The use of a retrograde approach and algorithm-driven CTO (chronic total occlusion) percutaneous coronary intervention (PCI) has become widespread, and many registries have reported good results.

We conducted this study to compared between antegrade versus retrograde recanalization of coronary chronic total occlusion, with special concern to ischemic burden assessment by SPECT preprocedure and six months after.

In this study, group A: 30 patients with CTO were treated by an antegrade approach procedure, and group R:30 patients with CTO were treated by a retrograde approach.

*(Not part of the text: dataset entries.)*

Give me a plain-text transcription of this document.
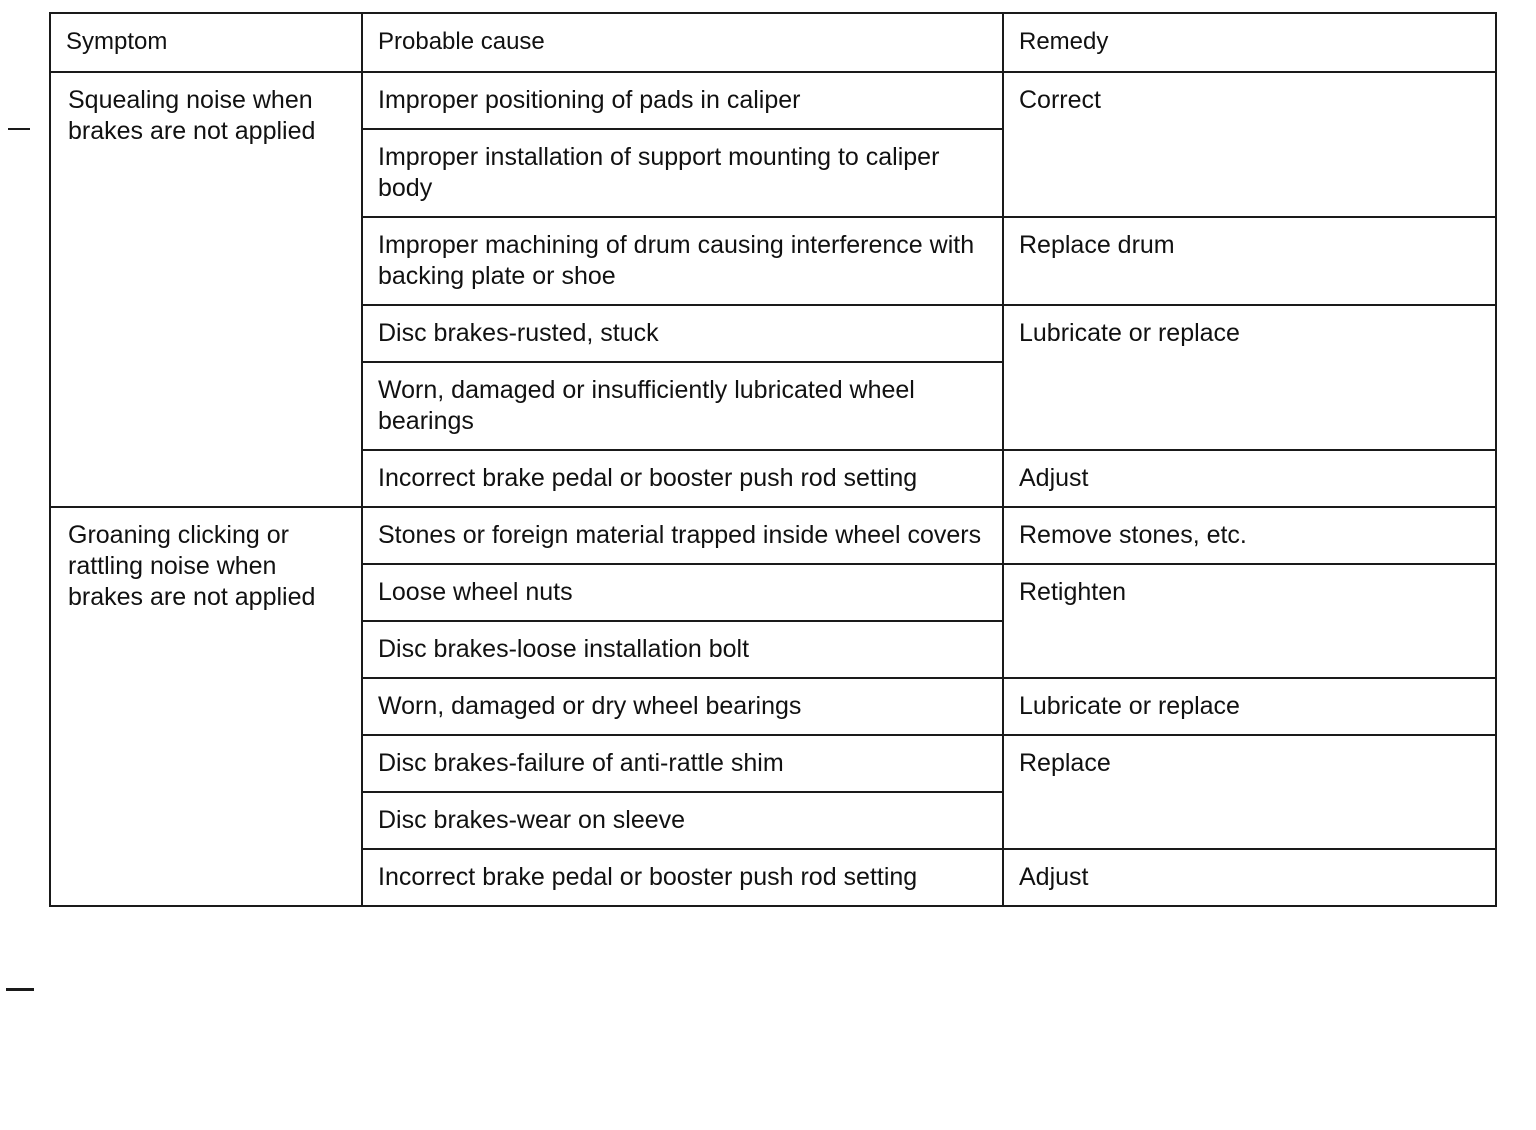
Symptom	Probable cause	Remedy
Squealing noise when brakes are not applied	Improper positioning of pads in caliper	Correct
	Improper installation of support mounting to caliper body	
	Improper machining of drum causing interference with backing plate or shoe	Replace drum
	Disc brakes-rusted, stuck	Lubricate or replace
	Worn, damaged or insufficiently lubricated wheel bearings	
	Incorrect brake pedal or booster push rod setting	Adjust
Groaning clicking or rattling noise when brakes are not applied	Stones or foreign material trapped inside wheel covers	Remove stones, etc.
	Loose wheel nuts	Retighten
	Disc brakes-loose installation bolt	
	Worn, damaged or dry wheel bearings	Lubricate or replace
	Disc brakes-failure of anti-rattle shim	Replace
	Disc brakes-wear on sleeve	
	Incorrect brake pedal or booster push rod setting	Adjust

Our results showed that;Patients’ characteristics (age, sex, hypertension, diabetes mellitus, smoking, previous MI, previous PCI and chest pain) were insignificantly different between both groups.

The duration and contrast volume of PCI procedure was significantly lower in group A than group R (P<0.001). While target vessel and number of stents implanted were insignificantly different between both groups.

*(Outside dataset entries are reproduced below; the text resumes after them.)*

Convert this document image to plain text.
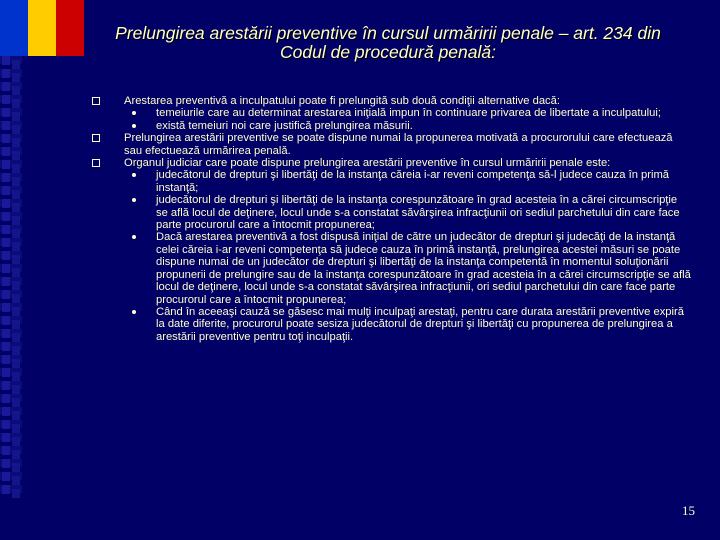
Prelungirea arestării preventive în cursul urmăririi penale – art. 234 din Codul de procedură penală:
Arestarea preventivă a inculpatului poate fi prelungită sub două condiţii alternative dacă:
temeiurile care au determinat arestarea iniţială impun în continuare privarea de libertate a inculpatului;
există temeiuri noi care justifică prelungirea măsurii.
Prelungirea arestării preventive se poate dispune numai la propunerea motivată a procurorului care efectuează sau efectuează urmărirea penală.
Organul judiciar care poate dispune prelungirea arestării preventive în cursul urmăririi penale este:
judecătorul de drepturi şi libertăţi de la instanţa căreia i-ar reveni competenţa să-l judece cauza în primă instanţă;
judecătorul de drepturi şi libertăţi de la instanţa corespunzătoare în grad acesteia în a cărei circumscripţie se află locul de deţinere, locul unde s-a constatat săvârşirea infracţiunii ori sediul parchetului din care face parte procurorul care a întocmit propunerea;
Dacă arestarea preventivă a fost dispusă iniţial de către un judecător de drepturi şi judecăţi de la instanţă celei căreia i-ar reveni competenţa să judece cauza în primă instanţă, prelungirea acestei măsuri se poate dispune numai de un judecător de drepturi şi libertăţi de la instanţa competentă în momentul soluţionării propunerii de prelungire sau de la instanţa corespunzătoare în grad acesteia în a cărei circumscripţie se află locul de deţinere, locul unde s-a constatat săvârşirea infracţiunii, ori sediul parchetului din care face parte procurorul care a întocmit propunerea;
Când în aceeaşi cauză se găsesc mai mulţi inculpaţi arestaţi, pentru care durata arestării preventive expiră la date diferite, procurorul poate sesiza judecătorul de drepturi şi libertăţi cu propunerea de prelungirea a arestării preventive pentru toţi inculpaţii.
15
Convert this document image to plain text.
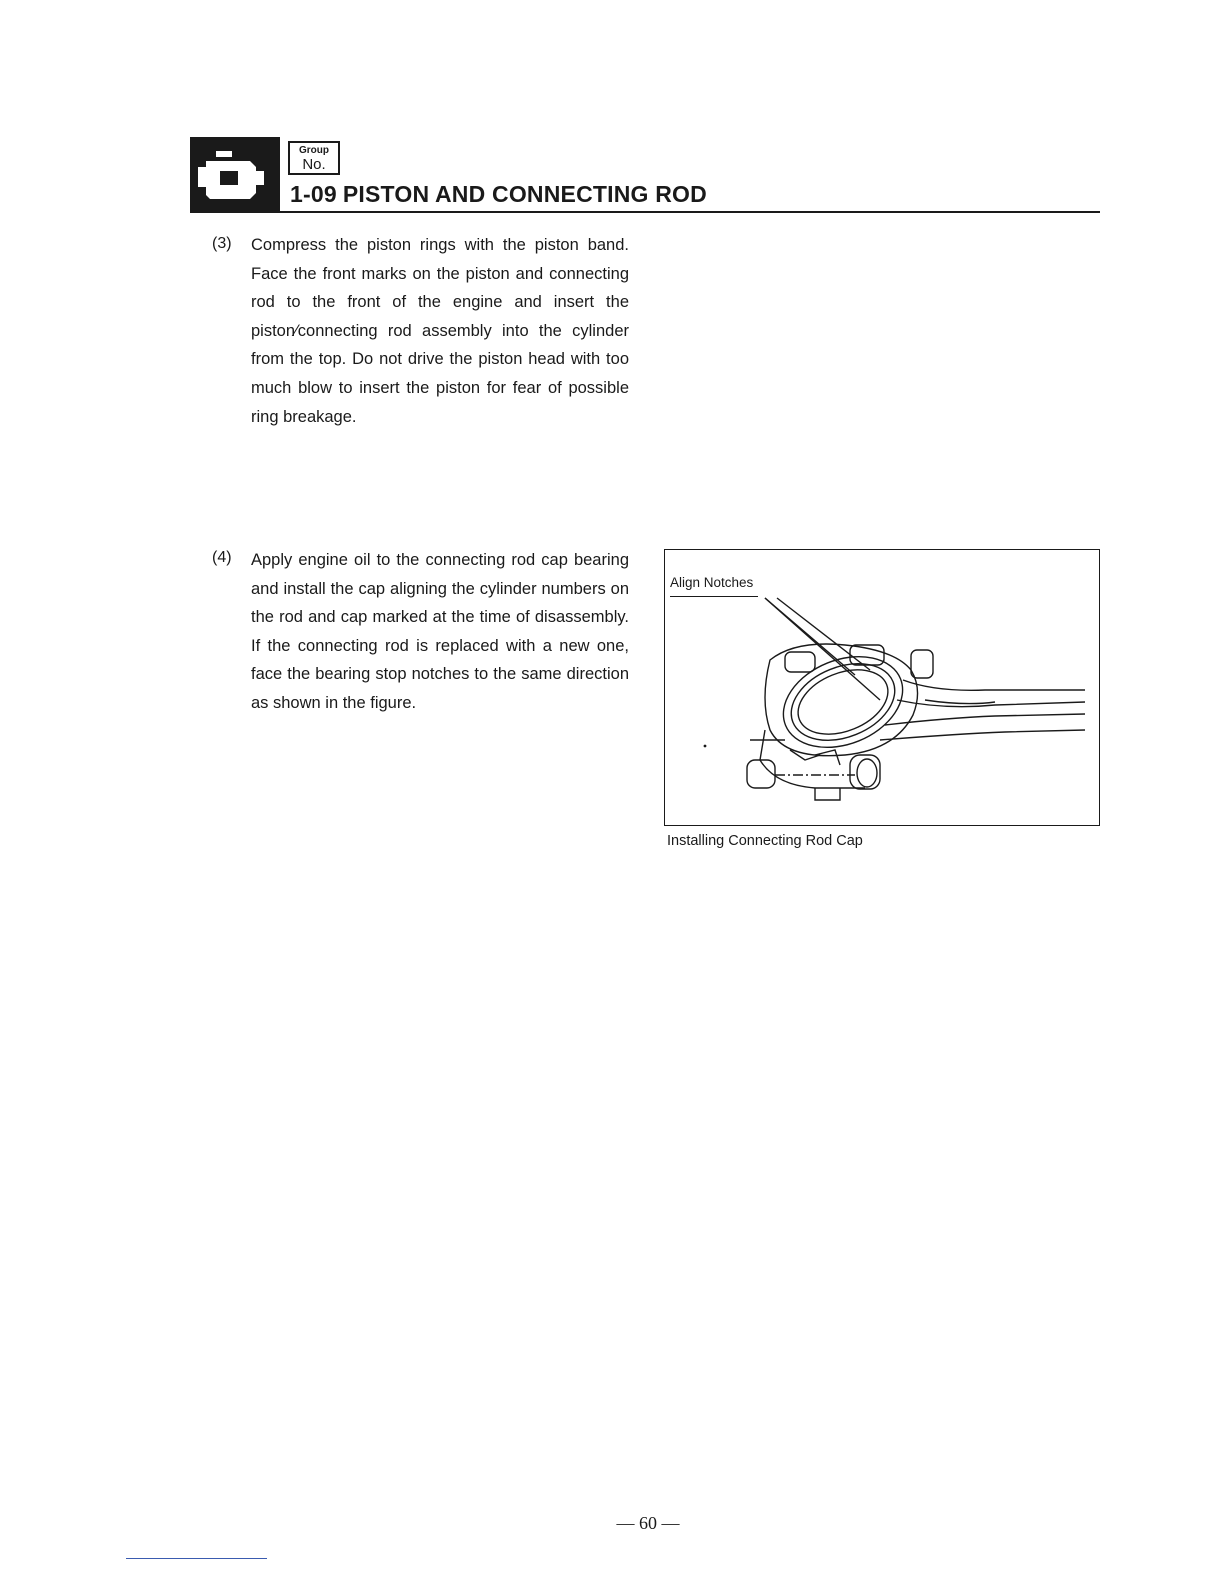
Group
No.
1-09 PISTON AND CONNECTING ROD
(3) Compress the piston rings with the piston band. Face the front marks on the piston and connecting rod to the front of the engine and insert the piston⁄connecting rod assembly into the cylinder from the top. Do not drive the piston head with too much blow to insert the piston for fear of possible ring breakage.
(4) Apply engine oil to the connecting rod cap bearing and install the cap aligning the cylinder numbers on the rod and cap marked at the time of disassembly. If the connecting rod is replaced with a new one, face the bearing stop notches to the same direction as shown in the figure.
Align Notches
Installing Connecting Rod Cap
— 60 —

The stress perfusion defect after PCI was significantly decreased in group A than group R (P=0.001), stress perfusion defect decrease was significantly increased in group A than group R (P=0.007). Rest perfusion defect before PCI, and decrease were insignificantly different between both groups. Stress rest perfusion difference after PCI and stress rest perfusion decrease was significantly decreased in group A than group R (P=0.022&0.030 respectively). Postexercise EF and rest EF before PCI, after PCI and decrease were insignificantly different between both groups.

Conclusion

PCI CTO treatments are very demanding in terms of staff skills and equipment used. Retrograde approach had a higher duration and contrast volume of PCI procedure compared to antegrade approach but without differences in target vessel and number of stents implanted.

Retrograde approach had a higher stress perfusion defect and stress rest perfusion difference after PCI compared to antegrade approach but without difference in rest perfusion defect. Post-exercise EF and rest EF before PCI, after PCI and decrease were insignificantly different between both retrograde and antegrade approaches.